O poema estabelece ligações entre a questão feminina, o corpo que se rejeita ou
se oculta (“corpo que disfarço”) e o evidente diálogo com a poesia portuguesa. São
expostas as dissensões internas e pessoais que se interiorizam. O suposto poder de
emancipação do sujeito poético enquanto mulher “senhora de si”, dissipasse na
desavença de omitir o corpo como podemos observar nos versos: “Comigo me desavim
(…) / nem o corpo que disfarço”, e no conflito dos afectos a que o eu lírico está sujeito
como podemos observar no dístico: “recusando o que é desfeito / no interior do meu
peito”. O sujeito poético recusa o modelo de identidade, construído pela sociedade, que
nele se encontrava em constante conflito, recusa o sofrimento, a submissão, o recato que
caracterizava a figura feminina ao longo dos séculos e recusa as regras concebidas pela
sociedade com a tomada de consciência da sua própria identidade. No confronto entre o
instinto feminino, inseparável do seu corpo, e o modelo social de feminino, que
constitui a essência cultural da sua própria identidade, o sujeito poético assume sem
qualquer perplexidade o que o corpo deseja, resultando assim na tão ambicionada
emancipação.
Ainda que num contexto diferente existem traços comuns entre Maria Teresa
Hora e a Sá-Carneiro, nomeadamente a questão da divergência do corpo como é
possível observar-se no poema do poeta modernista Dispersão24. A divergência corporal
perceptível no poema de Sá-Carneiro, evidenciada num narcisismo explícito, “Eu beijo
as minhas mãos brancas…”, e num repúdio corporal, como podemos observar nos
versos: “Tristes mãos longas e lindas / Que eram feitas pra se dar…”, indica o conflito
próprio ao corpo disperso, comum, ainda que com diferentes significados, na poesia de
Maria Teresa Horta. Ambos os poetas vêem com desalento os limites incutidos à
expressão do corpo, visto mais como um objecto de recusa do que de plenitude, e nesse
sentido, a androgenia pode ser a solução simbólica, ou por vezes retórica, para a
discriminação que acompanha a mulher como transgressora.
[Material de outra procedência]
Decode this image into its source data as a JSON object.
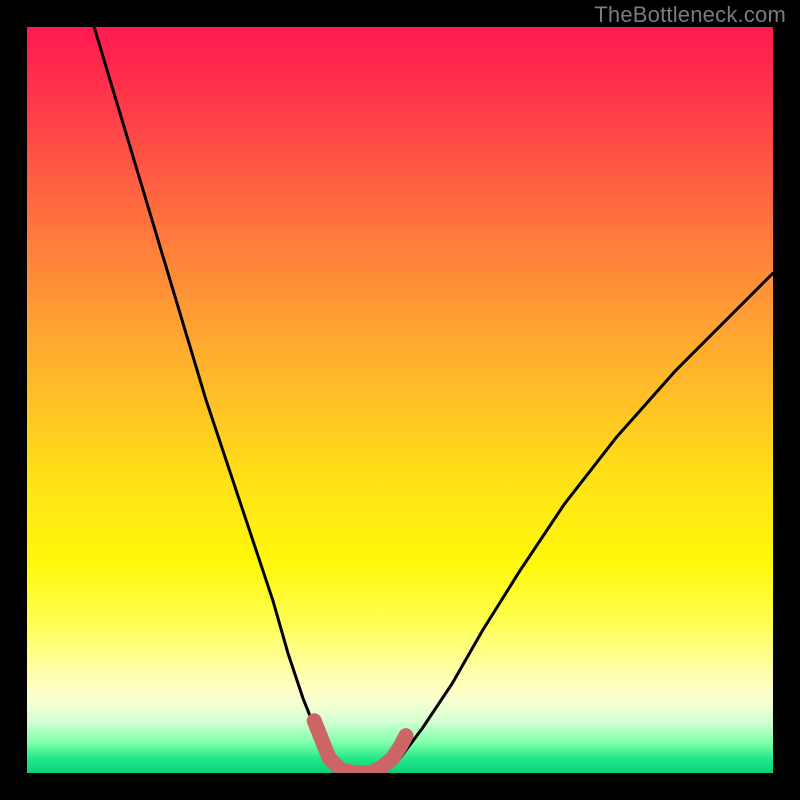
{
  "watermark": "TheBottleneck.com",
  "chart_data": {
    "type": "line",
    "title": "",
    "xlabel": "",
    "ylabel": "",
    "x_range": [
      0,
      100
    ],
    "y_range": [
      0,
      100
    ],
    "grid": false,
    "legend": false,
    "series": [
      {
        "name": "bottleneck-curve",
        "color": "#000000",
        "x": [
          9,
          12,
          15,
          18,
          21,
          24,
          27,
          30,
          33,
          35,
          37,
          39,
          40.5,
          42,
          44,
          46,
          48,
          50,
          53,
          57,
          61,
          66,
          72,
          79,
          87,
          95,
          100
        ],
        "y": [
          100,
          90,
          80,
          70,
          60,
          50,
          41,
          32,
          23,
          16,
          10,
          5,
          2,
          0.5,
          0,
          0,
          0.5,
          2,
          6,
          12,
          19,
          27,
          36,
          45,
          54,
          62,
          67
        ]
      },
      {
        "name": "optimal-zone-highlight",
        "color": "#cc6666",
        "x": [
          38.5,
          39.5,
          40.5,
          42,
          44,
          46,
          47.5,
          49,
          50,
          50.8
        ],
        "y": [
          7,
          4.5,
          2,
          0.5,
          0,
          0,
          0.7,
          2,
          3.5,
          5
        ]
      }
    ],
    "background_gradient": {
      "orientation": "vertical",
      "stops": [
        {
          "pos": 0.0,
          "color": "#ff1a4f"
        },
        {
          "pos": 0.4,
          "color": "#ffa233"
        },
        {
          "pos": 0.72,
          "color": "#fff80a"
        },
        {
          "pos": 0.9,
          "color": "#fbffd0"
        },
        {
          "pos": 1.0,
          "color": "#0ad07a"
        }
      ]
    }
  }
}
O nosso percurso continua com um poema de Alexandre O’Neill (1924-1986),
Sá de Miranda Carneiro25 publicado em 1979. Na criação deste poema O’Neill recorre à
23
HORTA, Maria Teresa. Antologia Poética. Lisboa: Círculo de Leitores, 1994. p. 186. (ver poema em anexo).
24
Ver excerto do poema em Anexo.
25
O’NEILL, Alexandre. Poesias Completas. Lisboa: Assírio & Alvim, 2012. p. 351. (ver poema em anexo).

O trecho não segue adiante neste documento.